Hybrid Listening Cloze and Info-gap Activity

English Teaching Forum recently published an article by Juan Pablo Zúñiga Vargas, an English teacher in Costa Rica. The submission outlines a hybrid activity that combines listening cloze with info-gap and integrates macro-and micro-language skills. Importantly, it allows students to play a more autonomous role in class.

Zúñiga Vargas says, “One way to integrate as many skills as possible is to combine different activities. Integrating skills is simply approaching real life and real language use… If you model key language functions and social skills for students and monitor them during the task, this activity fosters students’ ability to negotiate for meaning, engage in turn-taking, monitor the interlocutor’s understanding, and ask for clarification—all skills a competent speaker should master. Finally, promoting peer assessment in the class takes some responsibility from the teacher and shows students that they can play an active role in their language-learning process.”

Objective: SWBAT fill in the cloze activity and then assess and correct as needed their partners’ responses.

Time: one hour or longer with additional tasks

Materials: Listening cloze handouts (set for students A and set for students B)

Preparation

The author suggests using radio broadcasts, podcasts, songs, or written materials to prepare two cloze handouts (one for group A and one for group B), in which different words are missing from the same overall text. Teachers can skip every fifth word, for example, to create a pattern; however, Student A’s handout will start skipping at a different point than Student B’s handout so that each student pair has a completed cloze between the two handouts. In this way, the pairs will be able to help each other determine the correct missing words.
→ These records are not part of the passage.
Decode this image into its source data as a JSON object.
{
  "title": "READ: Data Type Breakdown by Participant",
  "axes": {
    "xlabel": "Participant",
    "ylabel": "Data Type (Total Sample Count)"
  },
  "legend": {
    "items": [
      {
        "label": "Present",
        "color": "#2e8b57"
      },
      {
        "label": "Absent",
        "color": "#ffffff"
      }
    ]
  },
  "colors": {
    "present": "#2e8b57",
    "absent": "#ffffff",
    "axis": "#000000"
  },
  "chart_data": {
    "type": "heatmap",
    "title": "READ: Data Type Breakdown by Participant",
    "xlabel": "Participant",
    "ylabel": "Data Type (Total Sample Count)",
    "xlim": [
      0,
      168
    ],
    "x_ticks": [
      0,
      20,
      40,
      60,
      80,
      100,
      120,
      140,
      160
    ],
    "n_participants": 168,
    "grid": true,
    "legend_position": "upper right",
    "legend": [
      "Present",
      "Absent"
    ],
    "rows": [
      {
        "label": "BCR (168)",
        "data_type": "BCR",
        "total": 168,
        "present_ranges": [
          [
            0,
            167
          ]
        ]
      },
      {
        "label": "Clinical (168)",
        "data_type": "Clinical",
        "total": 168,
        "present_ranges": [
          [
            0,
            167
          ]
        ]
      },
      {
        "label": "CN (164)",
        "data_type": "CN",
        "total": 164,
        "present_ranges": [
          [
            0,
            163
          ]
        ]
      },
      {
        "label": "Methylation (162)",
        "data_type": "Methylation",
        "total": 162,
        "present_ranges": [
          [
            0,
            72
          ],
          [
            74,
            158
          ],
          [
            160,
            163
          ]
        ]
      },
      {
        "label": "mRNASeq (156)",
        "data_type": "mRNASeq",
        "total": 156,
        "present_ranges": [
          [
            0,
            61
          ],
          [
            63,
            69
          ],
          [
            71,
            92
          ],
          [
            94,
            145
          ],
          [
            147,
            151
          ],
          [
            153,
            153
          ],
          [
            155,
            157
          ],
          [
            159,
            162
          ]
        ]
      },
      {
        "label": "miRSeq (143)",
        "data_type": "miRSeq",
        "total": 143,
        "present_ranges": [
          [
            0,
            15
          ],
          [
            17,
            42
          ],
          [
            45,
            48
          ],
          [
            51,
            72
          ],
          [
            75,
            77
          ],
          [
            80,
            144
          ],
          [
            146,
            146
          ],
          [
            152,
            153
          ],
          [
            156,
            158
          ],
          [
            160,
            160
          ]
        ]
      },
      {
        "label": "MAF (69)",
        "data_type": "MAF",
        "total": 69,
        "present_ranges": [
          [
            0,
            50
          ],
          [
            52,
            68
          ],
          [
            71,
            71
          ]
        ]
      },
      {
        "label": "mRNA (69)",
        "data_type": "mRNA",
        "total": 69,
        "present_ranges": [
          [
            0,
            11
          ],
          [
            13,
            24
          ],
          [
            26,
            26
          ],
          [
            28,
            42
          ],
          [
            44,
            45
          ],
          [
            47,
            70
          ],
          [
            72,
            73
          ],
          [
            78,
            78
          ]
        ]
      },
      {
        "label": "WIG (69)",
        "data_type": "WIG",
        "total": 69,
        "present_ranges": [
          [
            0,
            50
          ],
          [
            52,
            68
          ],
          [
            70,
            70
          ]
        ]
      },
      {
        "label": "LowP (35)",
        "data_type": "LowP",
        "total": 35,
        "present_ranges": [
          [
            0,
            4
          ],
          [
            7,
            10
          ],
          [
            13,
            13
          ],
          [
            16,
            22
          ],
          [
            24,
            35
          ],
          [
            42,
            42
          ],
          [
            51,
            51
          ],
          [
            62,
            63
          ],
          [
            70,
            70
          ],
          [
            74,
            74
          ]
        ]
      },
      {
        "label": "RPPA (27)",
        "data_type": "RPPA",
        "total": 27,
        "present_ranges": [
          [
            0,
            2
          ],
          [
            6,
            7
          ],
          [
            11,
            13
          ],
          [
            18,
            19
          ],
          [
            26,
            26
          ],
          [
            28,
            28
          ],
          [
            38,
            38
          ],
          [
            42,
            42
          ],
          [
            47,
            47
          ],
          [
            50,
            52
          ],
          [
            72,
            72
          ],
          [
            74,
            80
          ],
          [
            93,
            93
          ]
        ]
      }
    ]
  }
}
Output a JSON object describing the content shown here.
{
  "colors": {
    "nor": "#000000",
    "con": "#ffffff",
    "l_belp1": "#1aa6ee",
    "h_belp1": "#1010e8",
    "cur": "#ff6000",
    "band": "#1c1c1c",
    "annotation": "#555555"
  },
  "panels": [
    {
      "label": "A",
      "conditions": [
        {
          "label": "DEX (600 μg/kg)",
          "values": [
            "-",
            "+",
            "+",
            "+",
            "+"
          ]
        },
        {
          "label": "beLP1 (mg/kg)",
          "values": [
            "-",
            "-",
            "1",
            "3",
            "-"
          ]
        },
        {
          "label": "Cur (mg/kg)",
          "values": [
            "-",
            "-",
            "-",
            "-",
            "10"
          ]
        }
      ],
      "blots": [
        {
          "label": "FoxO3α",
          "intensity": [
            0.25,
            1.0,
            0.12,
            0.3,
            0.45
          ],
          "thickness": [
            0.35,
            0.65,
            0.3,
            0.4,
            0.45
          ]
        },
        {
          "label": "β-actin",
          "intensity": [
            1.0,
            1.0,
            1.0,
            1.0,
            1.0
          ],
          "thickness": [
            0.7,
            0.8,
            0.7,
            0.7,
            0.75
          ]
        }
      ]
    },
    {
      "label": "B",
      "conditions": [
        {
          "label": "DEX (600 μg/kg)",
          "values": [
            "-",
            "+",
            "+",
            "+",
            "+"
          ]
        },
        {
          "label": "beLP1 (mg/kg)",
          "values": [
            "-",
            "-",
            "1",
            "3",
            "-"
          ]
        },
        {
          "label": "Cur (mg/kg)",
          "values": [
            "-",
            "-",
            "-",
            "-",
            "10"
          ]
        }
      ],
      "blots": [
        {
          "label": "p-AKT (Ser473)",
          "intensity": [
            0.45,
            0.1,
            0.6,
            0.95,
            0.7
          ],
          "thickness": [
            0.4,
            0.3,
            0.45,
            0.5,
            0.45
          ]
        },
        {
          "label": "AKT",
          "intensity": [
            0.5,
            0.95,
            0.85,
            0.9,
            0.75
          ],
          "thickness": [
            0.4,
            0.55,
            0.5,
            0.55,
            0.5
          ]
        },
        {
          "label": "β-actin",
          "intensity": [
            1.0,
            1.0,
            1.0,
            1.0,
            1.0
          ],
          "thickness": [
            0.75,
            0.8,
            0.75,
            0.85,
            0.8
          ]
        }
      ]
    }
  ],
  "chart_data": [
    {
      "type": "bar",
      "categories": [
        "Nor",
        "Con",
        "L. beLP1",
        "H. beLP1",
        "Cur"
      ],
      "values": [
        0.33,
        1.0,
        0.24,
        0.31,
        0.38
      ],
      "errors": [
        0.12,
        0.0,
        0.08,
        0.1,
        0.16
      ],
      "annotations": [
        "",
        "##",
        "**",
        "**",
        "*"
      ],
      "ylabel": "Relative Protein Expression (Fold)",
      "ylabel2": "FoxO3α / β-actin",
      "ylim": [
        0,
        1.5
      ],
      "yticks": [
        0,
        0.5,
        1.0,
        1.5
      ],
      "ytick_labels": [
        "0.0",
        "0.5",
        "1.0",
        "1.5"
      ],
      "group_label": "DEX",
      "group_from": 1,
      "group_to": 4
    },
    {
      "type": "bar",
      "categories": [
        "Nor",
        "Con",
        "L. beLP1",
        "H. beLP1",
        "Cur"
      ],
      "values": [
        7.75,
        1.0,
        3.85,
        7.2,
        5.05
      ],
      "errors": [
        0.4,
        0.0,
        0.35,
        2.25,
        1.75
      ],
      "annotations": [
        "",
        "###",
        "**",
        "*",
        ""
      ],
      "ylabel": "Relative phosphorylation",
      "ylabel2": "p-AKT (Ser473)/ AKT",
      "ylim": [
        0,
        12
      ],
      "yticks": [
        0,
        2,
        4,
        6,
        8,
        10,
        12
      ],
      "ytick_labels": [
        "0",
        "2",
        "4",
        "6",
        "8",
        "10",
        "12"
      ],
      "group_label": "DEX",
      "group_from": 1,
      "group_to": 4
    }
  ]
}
Presentation and Production

Ask students to listen and complete the text of their handout by filling in the missing words. Teachers may read the cloze text aloud or play the podcast or other recording of the text. After that, students will work in pairs, one Student A and one Student B, and take turns checking their work. Teachers should model useful questions like those below that paired students can ask one another to help them successfully complete the cloze. This becomes the info-gap part of the activity.

Useful Questions

  • Could you repeat that again, please?
  • Would you mind speaking slowly, please?
  • How do you pronounce this word?
  • How do you spell that?

Author’s suggestions for tasks to make the lesson more complex:

  • If the material used in the activity has a story, you can have students do a role play to test their comprehension. Give full rein to their creativity.
  • Students could write an alternative ending to the story.
  • Students could write, record, or videotape a response to the content of the recording. The responses could become a class discussion or an assessment.
  • Students can write down any words they have trouble pronouncing during the activity to produce pronunciation work.
  • Students could also record the material themselves and upload it to a free podcasting site. They can compare their recorded version with the original.